Prioritising pleasure and dating ourselves

This equally applies in the bedroom as it does to life more broadly. Knowing what brings you pleasure in the absence of a partner is crucial, because every single person you meet will meet you differently in this. When we don’t know what we want and desire, how can we communicate and honour this?

I used to desire a relationship because I longed for the romance of novels and films. And because I associated romance with love, and love felt conditional, I would quickly relinquish my own desires in order to please them.

But when I found out the definition of romance is “a feeling of excitement and mystery associated with love” I realised that I feel this most intensely when I am single! Playing in the pleasure of the unknown is what is ‘truly’ romantic for me, so this year will be all about dating and romancing myself. Think coffee dates, art galleries, book shops, the movies – with myself.

Single doesn’t mean an absence of connection

 Recent experiences have shown me that it is really easy to get swept up the connection for what it could be, rather than what it is.

I am still going to date. But I am going to be prioritising my own energy and boundaries more than I have been up until now. But the focus will be on how I can be present and surrender to the connection in each moment, however it looks or feels.

I am still going to have a full, erotic and vibrant life in the absence of an intimate or sexual relationship. But the more I focus on creating this in my life sans mate, the more this relationship will compound the love and pleasure already in my life.

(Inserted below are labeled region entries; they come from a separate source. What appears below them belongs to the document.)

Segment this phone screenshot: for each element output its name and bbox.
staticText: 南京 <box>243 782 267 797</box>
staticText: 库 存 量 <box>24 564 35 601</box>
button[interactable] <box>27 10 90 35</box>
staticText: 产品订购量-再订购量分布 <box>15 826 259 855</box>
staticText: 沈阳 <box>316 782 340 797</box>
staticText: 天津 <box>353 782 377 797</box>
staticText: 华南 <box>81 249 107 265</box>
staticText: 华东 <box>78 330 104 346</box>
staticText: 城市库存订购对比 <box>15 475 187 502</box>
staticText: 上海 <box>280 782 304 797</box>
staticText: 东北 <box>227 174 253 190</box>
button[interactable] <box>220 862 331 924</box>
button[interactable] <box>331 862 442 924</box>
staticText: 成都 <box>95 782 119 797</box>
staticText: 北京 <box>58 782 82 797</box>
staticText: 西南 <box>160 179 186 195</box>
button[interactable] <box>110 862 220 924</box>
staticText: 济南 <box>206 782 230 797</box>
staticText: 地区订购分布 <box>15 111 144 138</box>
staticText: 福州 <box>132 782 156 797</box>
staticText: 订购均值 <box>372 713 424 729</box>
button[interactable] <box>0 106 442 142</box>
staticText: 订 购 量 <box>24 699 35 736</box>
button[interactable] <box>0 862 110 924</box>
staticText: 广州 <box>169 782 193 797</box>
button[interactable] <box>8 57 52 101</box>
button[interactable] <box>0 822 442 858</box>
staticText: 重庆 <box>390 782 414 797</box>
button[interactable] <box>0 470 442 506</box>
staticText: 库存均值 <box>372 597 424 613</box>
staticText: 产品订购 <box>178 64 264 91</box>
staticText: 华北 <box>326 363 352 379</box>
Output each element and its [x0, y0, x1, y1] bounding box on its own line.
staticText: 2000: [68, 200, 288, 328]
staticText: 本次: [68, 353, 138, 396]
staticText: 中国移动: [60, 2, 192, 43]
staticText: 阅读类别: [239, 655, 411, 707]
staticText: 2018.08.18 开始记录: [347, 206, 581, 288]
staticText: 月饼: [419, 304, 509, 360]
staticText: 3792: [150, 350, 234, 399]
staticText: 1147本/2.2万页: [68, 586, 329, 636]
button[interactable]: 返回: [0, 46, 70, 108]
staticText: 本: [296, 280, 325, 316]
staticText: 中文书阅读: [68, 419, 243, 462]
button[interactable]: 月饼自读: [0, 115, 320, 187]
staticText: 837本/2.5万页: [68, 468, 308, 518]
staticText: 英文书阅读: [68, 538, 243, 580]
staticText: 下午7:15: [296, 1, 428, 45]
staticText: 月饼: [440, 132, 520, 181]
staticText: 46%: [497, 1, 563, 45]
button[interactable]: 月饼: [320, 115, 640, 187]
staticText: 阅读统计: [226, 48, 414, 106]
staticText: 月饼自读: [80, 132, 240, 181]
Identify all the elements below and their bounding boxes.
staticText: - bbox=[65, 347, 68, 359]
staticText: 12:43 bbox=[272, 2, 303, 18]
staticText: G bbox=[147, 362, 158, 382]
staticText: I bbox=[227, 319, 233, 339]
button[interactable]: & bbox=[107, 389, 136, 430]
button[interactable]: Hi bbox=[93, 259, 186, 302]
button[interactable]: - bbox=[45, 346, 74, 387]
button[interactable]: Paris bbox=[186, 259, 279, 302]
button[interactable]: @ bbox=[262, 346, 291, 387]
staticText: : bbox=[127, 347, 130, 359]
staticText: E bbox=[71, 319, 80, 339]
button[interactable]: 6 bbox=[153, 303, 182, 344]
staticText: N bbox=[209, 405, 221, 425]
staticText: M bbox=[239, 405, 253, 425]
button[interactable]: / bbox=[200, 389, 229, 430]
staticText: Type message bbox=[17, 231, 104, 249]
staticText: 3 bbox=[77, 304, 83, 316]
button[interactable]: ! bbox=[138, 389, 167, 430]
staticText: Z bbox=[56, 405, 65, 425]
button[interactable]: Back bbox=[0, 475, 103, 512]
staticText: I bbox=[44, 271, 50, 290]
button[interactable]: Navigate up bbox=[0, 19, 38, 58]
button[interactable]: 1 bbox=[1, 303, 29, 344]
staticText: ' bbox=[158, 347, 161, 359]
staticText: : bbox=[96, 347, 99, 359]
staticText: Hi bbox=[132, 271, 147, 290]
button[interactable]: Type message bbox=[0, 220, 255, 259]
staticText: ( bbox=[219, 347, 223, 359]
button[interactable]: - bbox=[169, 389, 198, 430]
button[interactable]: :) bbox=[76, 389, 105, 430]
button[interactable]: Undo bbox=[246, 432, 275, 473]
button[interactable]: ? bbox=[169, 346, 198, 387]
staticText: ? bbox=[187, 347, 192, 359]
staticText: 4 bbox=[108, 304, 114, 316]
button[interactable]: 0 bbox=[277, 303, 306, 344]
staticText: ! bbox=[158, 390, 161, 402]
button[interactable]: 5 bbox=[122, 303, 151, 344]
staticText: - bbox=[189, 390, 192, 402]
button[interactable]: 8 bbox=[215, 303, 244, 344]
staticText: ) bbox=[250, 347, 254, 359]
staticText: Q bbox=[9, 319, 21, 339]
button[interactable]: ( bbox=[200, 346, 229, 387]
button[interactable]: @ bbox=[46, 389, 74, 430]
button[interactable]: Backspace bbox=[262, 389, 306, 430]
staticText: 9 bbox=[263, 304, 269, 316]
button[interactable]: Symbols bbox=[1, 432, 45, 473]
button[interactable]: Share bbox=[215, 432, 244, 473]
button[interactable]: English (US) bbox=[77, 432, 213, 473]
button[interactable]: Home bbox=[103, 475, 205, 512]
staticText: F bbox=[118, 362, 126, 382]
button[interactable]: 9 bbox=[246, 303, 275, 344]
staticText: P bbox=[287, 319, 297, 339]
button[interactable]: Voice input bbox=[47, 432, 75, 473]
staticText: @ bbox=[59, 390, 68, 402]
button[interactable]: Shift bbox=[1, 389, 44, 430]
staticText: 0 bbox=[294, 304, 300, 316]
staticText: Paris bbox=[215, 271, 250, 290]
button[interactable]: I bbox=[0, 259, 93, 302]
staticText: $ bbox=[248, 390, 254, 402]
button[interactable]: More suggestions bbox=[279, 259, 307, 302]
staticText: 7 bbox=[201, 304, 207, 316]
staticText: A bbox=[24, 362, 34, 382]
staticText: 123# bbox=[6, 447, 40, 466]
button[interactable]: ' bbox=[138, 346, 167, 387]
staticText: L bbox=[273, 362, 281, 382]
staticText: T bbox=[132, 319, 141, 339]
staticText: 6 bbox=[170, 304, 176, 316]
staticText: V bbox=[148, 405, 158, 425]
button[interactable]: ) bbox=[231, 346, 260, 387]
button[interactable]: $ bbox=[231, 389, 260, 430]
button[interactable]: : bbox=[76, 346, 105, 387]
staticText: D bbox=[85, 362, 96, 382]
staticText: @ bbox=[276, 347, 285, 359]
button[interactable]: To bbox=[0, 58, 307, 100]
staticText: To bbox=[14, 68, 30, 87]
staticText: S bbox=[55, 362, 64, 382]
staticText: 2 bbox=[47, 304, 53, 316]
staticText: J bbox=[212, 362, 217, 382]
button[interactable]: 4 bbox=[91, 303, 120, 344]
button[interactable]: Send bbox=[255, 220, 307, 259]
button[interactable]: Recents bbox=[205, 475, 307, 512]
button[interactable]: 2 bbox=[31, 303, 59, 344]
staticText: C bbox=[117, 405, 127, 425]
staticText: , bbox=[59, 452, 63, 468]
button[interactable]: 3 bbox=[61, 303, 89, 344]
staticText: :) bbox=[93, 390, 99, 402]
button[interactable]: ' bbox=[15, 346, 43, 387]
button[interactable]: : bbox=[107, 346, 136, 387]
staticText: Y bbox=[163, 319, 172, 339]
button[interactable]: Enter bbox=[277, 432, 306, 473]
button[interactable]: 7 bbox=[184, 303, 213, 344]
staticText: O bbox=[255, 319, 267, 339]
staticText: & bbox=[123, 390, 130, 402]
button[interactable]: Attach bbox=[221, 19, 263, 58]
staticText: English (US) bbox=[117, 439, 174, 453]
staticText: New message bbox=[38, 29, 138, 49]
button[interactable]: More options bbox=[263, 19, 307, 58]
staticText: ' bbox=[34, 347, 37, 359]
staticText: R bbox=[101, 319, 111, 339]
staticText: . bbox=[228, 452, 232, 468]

For me, this year will be a break for my soul to dive deep into the life I want to create without changing or compromising my plans for another. It will also be a journey in creating relationships based on freedom, presence, love and vulnerability, absent of an agenda.

And this will mean sometimes stepping into discomfort. But the burden of choice I felt in the past left me flailing and clinging on to familiar relationships patterns and stories out of fear of the unknown. Because when it is all up to us, which direction should we choose?

It might mean reaching out to friends when I feel lonely, and showing up for the people already in my life, rather than constantly seeking newness to avoid deeper intimacy. And it will definitely mean truly coming to terms with my aloneness, and cultivating the practice of choosing myself.

So instead of asking your heart “Why won’t he choose me?”, try asking: “Where am I not choosing myself?